6.CONCLUSÃO
Se é certo que o controle de constitucionalidade surgiu nos Estados Unidos, também é inegável que a Europa, na busca de seu próprio controle, modificou-o, e, no âmbito da própria Europa, mais precisamente na França, esse controle sofreu novas alterações substanciais.
O surgimento do modelo americano foi apenas o passo inicial de uma teoria de controle de constitucionalidade, maturada por sucessões de construções teóricas e experiências dogmáticas.
Não é raro encontrar ordenamentos jurídicos positivos com interferências dos três modelos de controle, geralmente, com predominância de um dos modelos.

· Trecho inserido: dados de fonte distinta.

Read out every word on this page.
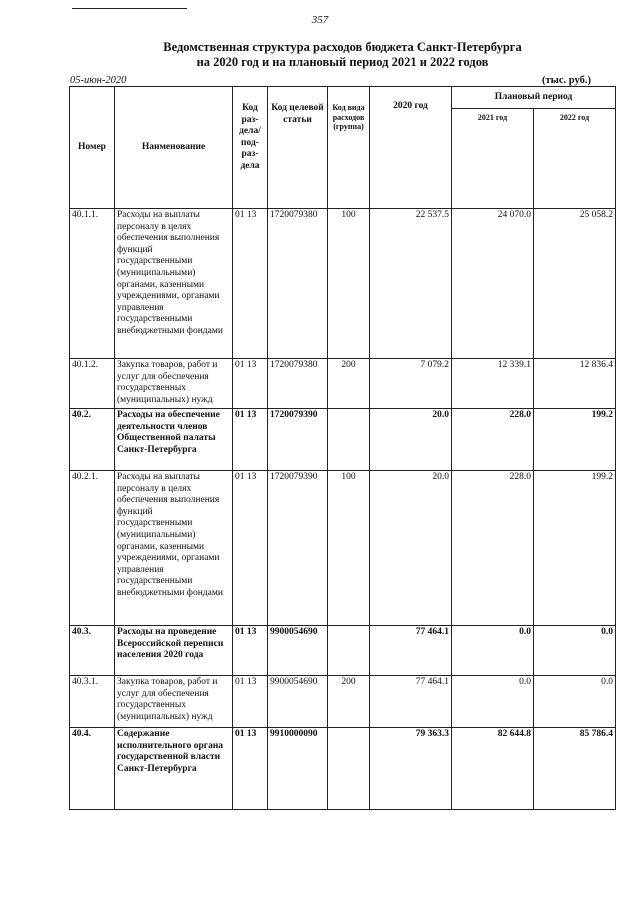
357
Ведомственная структура расходов бюджета Санкт-Петербурга
на 2020 год и на плановый период 2021 и 2022 годов
05-июн-2020	(тыс. руб.)
Номер	Наименование	Код раз- дела/ под- раз- дела	Код целевой статьи	Код вида расходов (группа)	2020 год	Плановый период	
						2021 год	2022 год
40.1.1.	Расходы на выплаты персоналу в целях обеспечения выполнения функций государственными (муниципальными) органами, казенными учреждениями, органами управления государственными внебюджетными фондами	01 13	1720079380	100	22 537.5	24 070.0	25 058.2
40.1.2.	Закупка товаров, работ и услуг для обеспечения государственных (муниципальных) нужд	01 13	1720079380	200	7 079.2	12 339.1	12 836.4
40.2.	Расходы на обеспечение деятельности членов Общественной палаты Санкт-Петербурга	01 13	1720079390		20.0	228.0	199.2
40.2.1.	Расходы на выплаты персоналу в целях обеспечения выполнения функций государственными (муниципальными) органами, казенными учреждениями, органами управления государственными внебюджетными фондами	01 13	1720079390	100	20.0	228.0	199.2
40.3.	Расходы на проведение Всероссийской переписи населения 2020 года	01 13	9900054690		77 464.1	0.0	0.0
40.3.1.	Закупка товаров, работ и услуг для обеспечения государственных (муниципальных) нужд	01 13	9900054690	200	77 464.1	0.0	0.0
40.4.	Содержание исполнительного органа государственной власти Санкт-Петербурга	01 13	9910000090		79 363.3	82 644.8	85 786.4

O controle de constitucionalidade no ordenamento jurídico brasileiro é referência de como as mencionadas construções teóricas podem se interpenetrar.
O controle de constitucionalidade no Brasil alberga o controle prévio, de nítida influência francesa, realizado no curso do processo legislativo; há também o controle difuso, à semelhança do americano, pois a todo e qualquer juiz, obedecidas determinadas regras – como a "reserva de Plenário" nos tribunais -, é possibilitado o controle de constitucionalidade no caso concreto; havendo, ainda, a possibilidade do controle por meio de ações diretas, tal qual preconizado por Kelsen, ajuizadas de forma abstrata e concentrada, prescindindo da defesa de direito subjetivo, sendo exemplos a ação direta de inconstitucionalidade e a ação declaratória de constitucionalidade.
Sem embargo das críticas que podem ser feitas ao controle brasileiro, por sua heterogeneidade [52], temos no Brasil um exemplo paradigmático de como as diversas concepções de controle podem ser reunir, e efetivamente o fazem, em um dado ordenamento jurídico.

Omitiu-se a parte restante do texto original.